Poor performance after clustering is enabled

I’ve been working on an openfire clustering solution for my employer. Our plan was to have a server in each one of our datacenters (4). The problem arises when I enable clustering (Hazelcast). The admin interface becomes slow and unresponsive, presence updates take minutes, and chat sessions also take multiple minutes to kick in. Users that just log in have to wait 3-7 minutes before their messages go through.

I’ve added the following to the hazelcast configuration, but it doesn’t seem to change anything.

80

40

The only thing in the logs of note are errors like this.

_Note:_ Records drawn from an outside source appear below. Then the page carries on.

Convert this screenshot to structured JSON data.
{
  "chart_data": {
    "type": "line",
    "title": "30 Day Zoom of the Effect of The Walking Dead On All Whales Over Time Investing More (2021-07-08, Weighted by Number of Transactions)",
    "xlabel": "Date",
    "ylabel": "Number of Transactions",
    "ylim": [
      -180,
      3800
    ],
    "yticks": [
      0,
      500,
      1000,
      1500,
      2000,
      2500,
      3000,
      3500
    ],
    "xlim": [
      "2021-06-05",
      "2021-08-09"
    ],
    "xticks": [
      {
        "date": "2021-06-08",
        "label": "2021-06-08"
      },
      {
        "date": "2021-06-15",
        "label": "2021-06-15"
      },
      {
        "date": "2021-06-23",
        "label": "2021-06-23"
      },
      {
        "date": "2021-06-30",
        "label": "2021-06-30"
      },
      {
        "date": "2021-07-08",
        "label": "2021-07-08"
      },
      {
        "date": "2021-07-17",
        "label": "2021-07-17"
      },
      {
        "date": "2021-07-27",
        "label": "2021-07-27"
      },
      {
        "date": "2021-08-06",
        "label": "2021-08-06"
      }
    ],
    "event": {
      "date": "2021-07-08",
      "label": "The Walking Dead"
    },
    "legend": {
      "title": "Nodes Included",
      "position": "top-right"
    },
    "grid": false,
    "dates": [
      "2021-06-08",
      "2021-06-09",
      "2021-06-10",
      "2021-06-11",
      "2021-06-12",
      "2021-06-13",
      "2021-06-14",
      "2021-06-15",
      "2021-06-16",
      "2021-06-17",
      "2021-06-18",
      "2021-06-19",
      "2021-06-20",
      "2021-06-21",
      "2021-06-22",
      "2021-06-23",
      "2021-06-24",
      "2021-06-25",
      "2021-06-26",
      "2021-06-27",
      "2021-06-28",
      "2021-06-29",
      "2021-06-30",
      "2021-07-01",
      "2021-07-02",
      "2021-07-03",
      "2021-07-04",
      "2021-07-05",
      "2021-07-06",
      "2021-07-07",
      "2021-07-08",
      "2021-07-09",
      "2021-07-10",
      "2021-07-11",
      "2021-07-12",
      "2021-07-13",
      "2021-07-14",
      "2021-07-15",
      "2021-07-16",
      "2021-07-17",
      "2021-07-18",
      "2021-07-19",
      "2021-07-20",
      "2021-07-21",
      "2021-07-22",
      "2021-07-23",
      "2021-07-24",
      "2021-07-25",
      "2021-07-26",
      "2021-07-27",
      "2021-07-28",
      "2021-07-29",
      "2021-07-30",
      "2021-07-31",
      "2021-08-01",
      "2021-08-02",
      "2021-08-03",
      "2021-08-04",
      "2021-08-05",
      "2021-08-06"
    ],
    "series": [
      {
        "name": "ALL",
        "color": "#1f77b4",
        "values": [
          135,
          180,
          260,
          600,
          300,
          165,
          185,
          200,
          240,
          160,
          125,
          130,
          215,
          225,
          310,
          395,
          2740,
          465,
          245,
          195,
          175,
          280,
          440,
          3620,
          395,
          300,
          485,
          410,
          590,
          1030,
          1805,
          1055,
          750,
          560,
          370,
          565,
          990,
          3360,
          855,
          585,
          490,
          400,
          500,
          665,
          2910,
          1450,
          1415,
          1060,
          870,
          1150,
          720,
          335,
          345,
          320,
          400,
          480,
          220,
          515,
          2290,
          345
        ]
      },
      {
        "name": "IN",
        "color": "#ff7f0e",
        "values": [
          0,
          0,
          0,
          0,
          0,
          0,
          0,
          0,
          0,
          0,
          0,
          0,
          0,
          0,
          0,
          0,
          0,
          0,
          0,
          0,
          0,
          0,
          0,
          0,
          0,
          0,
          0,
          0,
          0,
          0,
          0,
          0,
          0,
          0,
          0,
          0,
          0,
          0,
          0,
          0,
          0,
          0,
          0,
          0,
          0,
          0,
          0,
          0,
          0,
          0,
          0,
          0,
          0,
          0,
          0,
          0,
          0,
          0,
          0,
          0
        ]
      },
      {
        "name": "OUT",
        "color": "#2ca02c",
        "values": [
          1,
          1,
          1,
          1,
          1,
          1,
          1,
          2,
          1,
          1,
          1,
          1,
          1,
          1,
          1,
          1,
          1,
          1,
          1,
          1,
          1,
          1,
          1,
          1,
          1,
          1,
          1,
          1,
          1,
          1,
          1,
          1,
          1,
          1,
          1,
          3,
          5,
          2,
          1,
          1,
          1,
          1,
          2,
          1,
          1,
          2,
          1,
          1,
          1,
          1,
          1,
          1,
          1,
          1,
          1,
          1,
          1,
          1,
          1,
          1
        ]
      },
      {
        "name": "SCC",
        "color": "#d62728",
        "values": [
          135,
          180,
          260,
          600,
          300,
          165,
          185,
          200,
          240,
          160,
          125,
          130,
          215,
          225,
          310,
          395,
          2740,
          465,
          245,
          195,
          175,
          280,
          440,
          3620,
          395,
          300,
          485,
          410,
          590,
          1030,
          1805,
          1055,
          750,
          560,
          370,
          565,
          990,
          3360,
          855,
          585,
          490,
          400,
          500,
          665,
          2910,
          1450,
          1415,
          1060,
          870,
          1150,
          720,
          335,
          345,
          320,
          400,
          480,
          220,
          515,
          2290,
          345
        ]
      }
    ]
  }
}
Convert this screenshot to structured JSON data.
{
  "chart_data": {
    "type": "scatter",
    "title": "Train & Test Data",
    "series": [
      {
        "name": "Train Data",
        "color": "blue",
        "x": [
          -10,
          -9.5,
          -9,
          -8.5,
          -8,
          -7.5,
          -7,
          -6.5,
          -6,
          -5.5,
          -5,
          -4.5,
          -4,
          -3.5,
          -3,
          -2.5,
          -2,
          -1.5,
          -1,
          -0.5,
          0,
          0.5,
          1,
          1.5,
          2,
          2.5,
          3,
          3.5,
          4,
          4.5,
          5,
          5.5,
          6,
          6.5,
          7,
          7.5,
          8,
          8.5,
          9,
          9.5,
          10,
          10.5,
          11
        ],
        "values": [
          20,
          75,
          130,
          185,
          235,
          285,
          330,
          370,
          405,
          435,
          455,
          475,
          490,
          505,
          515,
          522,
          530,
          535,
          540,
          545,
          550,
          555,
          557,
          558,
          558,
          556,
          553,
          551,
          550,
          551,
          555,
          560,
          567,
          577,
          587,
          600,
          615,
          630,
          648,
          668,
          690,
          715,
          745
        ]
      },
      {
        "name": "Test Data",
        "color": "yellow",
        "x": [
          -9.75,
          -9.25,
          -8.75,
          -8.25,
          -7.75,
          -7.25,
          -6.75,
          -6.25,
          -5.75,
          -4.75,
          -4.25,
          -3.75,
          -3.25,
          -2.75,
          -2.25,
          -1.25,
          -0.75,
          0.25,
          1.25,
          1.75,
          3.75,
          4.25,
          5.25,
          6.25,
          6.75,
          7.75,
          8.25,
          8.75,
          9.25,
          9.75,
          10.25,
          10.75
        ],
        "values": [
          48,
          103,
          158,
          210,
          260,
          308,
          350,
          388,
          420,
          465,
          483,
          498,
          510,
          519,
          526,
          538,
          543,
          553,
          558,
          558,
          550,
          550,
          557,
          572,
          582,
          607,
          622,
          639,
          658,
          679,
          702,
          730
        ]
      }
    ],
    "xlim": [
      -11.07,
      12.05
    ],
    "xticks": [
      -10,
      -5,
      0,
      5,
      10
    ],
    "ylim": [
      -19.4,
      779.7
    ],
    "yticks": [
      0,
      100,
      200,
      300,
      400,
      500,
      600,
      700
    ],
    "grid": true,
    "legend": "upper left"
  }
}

org.jivesoftware.openfire.handler.IQHandler - Internal server error

java.lang.IllegalArgumentException: IQ must be of type ‘set’ or ‘get’. Original IQ: <iq type=“result”

Any suggestions?

The Hazelcast clustering components are quite sensitive to network latency and perform best between nodes that are on the same LAN (or high-speed backbone). If you want to distribute your servers among multiple sites, your best bet will be to set up separate XMPP domains (or subdomains) and federate them via the S2S protocol. You can then use clustering within each site/domain to provide scaling and redundancy. I have done this with good results in multiple deployments.

If you really want to tune Hazelcast to work over a WAN you might be able to find some additional info in their (HZ) documentation, but several folks have reported that a single cluster does not perform well across multiple sites.

Hope that helps.